The first basic cause is an abnormal relationship of the upper jaw and teeth to the lower jaw and teeth. In order for all the teeth to mesh together the best way they can, associated muscles of the lower jaw must continually be activated. Soon the brain programs the muscles into a state of hyperfunction. Remember, the priority of the brain is to fit the teeth together at the expense of the muscles and jaw joints. Ultimately, this hypermuscle function leads to MPD.

The second cause of MPD is stress (or better stated "distress") from a continually stressful environment. All of us are exposed to stress daily.

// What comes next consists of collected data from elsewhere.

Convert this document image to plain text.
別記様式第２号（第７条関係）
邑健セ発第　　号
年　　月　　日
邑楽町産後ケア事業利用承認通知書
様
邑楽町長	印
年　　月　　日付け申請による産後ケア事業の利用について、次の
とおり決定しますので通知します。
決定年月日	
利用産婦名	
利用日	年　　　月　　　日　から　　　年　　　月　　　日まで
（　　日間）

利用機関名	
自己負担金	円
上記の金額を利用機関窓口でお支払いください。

While most of us respond in positive ways to allow the body/mind to handle stress without going into distress, prolonged and constant overload ultimately results in the body’s distress. Then the mind inputs the stress into muscular contractions that tighten jaw and neck muscles. For instance, a clenched jaw is a response to stress. MPD sufferers maintain a forward head position and muscles of the head, neck and shoulders are tender and sore due to their unbalanced position.

Associated causes that support these 2 basic causes include:
  • Poor nutrition
  • Lack of exercise
  • Trauma to the jaw joint
  • Poor sleeping habits
  • Psychological problems
Treatment of MPD:

Treatment of MPD usually entails the use of a jaw splint that allows the muscles of chewing to relax and function in a new "correct" bite. The splint is usually worn 24 hours a day and when eating (when the teeth/jaw are used most). It is only removed for cleaning.

Biofeedback and stress management training is initiated as indicated. Physical therapy is usually suggested to relieve the symptoms of MPD and bring the head, neck and facial muscles back into a normal balanced position.